Peggy Attlee obituary (original) (raw)

My mother, Peggy Attlee, who has died aged 99, began a career as a peace activist when other people would have been retiring in the 1970s and 80s. She campaigned for east-west understanding during the later stages of the cold war, protested against nuclear weapons and helped to establish an annual ceremony to honour conscientious objectors.

On Ash Wednesday 1988, Peggy took part in a protest against nuclear weapons at the Ministry of Defence, and was arrested and fined. She later wrote With a Quiet Conscience (1995), a biography of her father-in-law, Tom Attlee (brother of Clement Attlee, the Labour prime minister), who was imprisoned as a conscientious objector in the first world war. In 1994 she helped to establish an annual ceremony in Tavistock Square to honour conscientious objectors.

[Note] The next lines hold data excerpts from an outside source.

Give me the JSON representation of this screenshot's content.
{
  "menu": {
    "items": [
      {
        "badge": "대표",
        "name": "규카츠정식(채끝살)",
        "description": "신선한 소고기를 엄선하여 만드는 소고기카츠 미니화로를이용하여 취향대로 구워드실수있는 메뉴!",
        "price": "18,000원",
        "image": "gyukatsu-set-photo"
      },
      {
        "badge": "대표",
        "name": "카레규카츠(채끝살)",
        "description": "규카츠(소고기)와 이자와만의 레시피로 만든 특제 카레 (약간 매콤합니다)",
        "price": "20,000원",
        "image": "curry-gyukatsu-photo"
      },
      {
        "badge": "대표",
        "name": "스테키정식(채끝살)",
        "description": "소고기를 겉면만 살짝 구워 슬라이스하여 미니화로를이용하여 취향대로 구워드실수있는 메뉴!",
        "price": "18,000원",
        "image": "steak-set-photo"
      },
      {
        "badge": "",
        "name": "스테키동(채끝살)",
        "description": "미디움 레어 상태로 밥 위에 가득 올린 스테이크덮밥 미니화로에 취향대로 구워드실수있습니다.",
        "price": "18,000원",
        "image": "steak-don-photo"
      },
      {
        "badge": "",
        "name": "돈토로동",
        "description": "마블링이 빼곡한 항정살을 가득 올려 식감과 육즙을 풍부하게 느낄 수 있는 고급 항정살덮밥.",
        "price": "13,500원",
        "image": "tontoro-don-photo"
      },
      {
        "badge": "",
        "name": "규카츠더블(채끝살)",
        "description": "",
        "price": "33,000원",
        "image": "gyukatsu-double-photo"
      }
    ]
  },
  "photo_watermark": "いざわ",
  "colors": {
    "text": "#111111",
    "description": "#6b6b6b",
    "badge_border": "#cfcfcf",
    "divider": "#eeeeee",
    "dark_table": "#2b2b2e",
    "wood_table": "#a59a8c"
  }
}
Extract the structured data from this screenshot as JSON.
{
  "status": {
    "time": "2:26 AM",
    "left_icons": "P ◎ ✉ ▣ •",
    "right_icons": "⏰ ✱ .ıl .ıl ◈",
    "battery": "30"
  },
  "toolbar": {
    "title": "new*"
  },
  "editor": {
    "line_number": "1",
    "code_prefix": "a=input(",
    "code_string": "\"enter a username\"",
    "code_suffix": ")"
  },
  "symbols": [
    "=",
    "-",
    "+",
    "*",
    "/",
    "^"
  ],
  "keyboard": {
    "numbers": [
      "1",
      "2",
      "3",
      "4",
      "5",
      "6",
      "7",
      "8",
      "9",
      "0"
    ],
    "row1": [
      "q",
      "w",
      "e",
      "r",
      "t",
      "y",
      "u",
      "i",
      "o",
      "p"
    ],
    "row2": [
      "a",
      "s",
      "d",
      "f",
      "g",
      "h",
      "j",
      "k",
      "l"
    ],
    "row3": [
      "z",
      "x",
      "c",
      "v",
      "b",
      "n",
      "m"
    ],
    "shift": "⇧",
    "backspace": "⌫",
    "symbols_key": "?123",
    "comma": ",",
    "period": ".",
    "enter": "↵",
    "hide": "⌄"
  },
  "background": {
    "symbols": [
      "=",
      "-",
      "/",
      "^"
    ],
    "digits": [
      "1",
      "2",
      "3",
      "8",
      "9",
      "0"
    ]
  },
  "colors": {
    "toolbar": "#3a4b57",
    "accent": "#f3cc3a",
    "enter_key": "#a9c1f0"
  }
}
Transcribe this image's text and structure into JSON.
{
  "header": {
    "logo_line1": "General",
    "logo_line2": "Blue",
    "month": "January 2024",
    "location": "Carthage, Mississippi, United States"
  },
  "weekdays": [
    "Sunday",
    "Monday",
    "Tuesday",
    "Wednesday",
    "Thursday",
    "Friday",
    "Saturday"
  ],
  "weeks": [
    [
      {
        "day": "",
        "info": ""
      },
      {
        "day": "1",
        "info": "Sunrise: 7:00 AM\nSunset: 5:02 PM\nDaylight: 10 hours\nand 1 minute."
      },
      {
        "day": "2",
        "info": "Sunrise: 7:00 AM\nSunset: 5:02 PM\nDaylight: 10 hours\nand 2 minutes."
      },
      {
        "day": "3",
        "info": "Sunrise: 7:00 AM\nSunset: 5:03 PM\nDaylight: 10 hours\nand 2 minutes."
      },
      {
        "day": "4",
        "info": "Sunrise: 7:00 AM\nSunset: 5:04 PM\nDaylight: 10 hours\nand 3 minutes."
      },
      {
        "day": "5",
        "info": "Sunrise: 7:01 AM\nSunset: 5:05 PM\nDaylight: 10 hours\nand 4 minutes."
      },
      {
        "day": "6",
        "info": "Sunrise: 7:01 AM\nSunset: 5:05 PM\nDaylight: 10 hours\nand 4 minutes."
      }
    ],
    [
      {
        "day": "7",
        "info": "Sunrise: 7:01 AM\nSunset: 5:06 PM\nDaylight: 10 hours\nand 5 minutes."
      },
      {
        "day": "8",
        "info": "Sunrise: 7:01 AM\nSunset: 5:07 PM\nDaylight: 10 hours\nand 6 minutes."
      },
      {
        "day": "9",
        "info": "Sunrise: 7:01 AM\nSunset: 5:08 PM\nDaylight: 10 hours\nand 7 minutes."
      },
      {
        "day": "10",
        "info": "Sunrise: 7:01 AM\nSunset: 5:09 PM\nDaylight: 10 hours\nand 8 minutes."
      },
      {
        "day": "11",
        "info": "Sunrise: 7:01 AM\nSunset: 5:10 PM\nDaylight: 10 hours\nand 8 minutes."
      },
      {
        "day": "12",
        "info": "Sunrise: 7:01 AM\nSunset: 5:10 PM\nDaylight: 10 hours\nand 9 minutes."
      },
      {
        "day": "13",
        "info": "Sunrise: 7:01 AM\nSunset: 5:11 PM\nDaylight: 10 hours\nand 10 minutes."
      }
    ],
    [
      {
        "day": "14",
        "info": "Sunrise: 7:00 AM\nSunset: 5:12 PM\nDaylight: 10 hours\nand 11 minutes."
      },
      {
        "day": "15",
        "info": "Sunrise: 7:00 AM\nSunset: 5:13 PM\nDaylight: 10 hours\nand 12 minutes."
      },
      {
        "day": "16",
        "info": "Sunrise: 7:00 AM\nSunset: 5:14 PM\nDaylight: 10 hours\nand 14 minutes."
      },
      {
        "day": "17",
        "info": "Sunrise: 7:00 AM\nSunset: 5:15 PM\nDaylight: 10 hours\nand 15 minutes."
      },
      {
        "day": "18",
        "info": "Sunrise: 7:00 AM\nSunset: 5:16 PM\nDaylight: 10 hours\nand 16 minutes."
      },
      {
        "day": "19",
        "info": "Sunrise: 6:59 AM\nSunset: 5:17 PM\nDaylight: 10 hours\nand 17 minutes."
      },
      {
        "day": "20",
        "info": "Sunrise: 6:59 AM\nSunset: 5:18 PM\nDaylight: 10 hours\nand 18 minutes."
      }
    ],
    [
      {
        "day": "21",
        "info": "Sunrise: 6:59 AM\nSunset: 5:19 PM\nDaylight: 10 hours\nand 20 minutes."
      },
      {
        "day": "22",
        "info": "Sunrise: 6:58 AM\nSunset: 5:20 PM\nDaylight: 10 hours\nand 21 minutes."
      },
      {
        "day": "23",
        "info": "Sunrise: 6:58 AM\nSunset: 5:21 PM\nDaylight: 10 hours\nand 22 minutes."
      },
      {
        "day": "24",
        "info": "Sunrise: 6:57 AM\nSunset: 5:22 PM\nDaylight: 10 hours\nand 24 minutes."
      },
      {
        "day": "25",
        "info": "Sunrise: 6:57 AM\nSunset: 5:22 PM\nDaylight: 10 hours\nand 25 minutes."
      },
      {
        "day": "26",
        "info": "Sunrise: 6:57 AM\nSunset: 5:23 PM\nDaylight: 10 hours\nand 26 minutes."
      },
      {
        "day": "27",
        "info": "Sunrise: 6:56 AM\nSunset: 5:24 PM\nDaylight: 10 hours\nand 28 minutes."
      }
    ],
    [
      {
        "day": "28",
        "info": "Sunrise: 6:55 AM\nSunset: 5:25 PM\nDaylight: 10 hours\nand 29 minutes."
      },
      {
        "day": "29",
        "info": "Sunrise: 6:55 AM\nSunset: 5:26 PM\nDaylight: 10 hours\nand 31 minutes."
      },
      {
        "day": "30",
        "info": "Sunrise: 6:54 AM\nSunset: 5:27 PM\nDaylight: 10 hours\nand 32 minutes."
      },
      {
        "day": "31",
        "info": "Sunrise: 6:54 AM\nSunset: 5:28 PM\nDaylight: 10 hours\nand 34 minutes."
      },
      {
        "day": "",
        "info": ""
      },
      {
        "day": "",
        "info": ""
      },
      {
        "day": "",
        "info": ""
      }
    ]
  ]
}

Peggy was born in Dublin. Her father, Jerry Brennan, had died in France four months earlier, during the first world war. Until the age of seven, Peggy and her mother, Florrie (nee O’Neill) lived with her grandmother. Florrie then married Tommy Kilner, an Englishman, and moved to London, where Peggy gained a stepbrother and two half-brothers.

After boarding school at Mayfield, Sussex, she read philosophy, politics and economics at St Anne’s College, Oxford. Through rowing – Peggy won a blue coxing the women’s team – she met Patrick Attlee. They were married in 1941 while Patrick was on leave from army service, having been wounded and evacuated at Dunkirk. Three children arrived but Peggy managed to complete her degree, train as a social worker and become a Labour councillor for Oxfordshire.

Patrick joined the Foreign Office and for 20 years Peggy was a diplomat’s wife. Two more children arrived. After postings in Greece, Turkey, Uruguay, Venezuela and the US, Patrick retired and they moved to Cornwall. Peggy busied herself with the affairs of St Piran parish, the Women’s Institute and Oxfam.

When Patrick died, in 1975, Peggy moved back to London, becoming involved in various social justice groups. She joined Pax Christi, a Catholic peace movement whose blend of faith and politics matched her beliefs.

During the 1980s, Peggy’s efforts went into furthering understanding between east and west, through the informal dialogue conducted between Pax Christi International and the Russian Orthodox Church. She started a group in which academics, journalists and others discussed the tensions confronting the world, wrote a pamphlet looking at the history and outlook of Russia from a Christian perspective, and organised visits to peace-minded contacts in Russia.

Peggy’s daughter Helen died in 2015. She is survived by four children, Jeremy, Margaret, Thomas and me, 12 grandchildren and 17 great-grandchildren.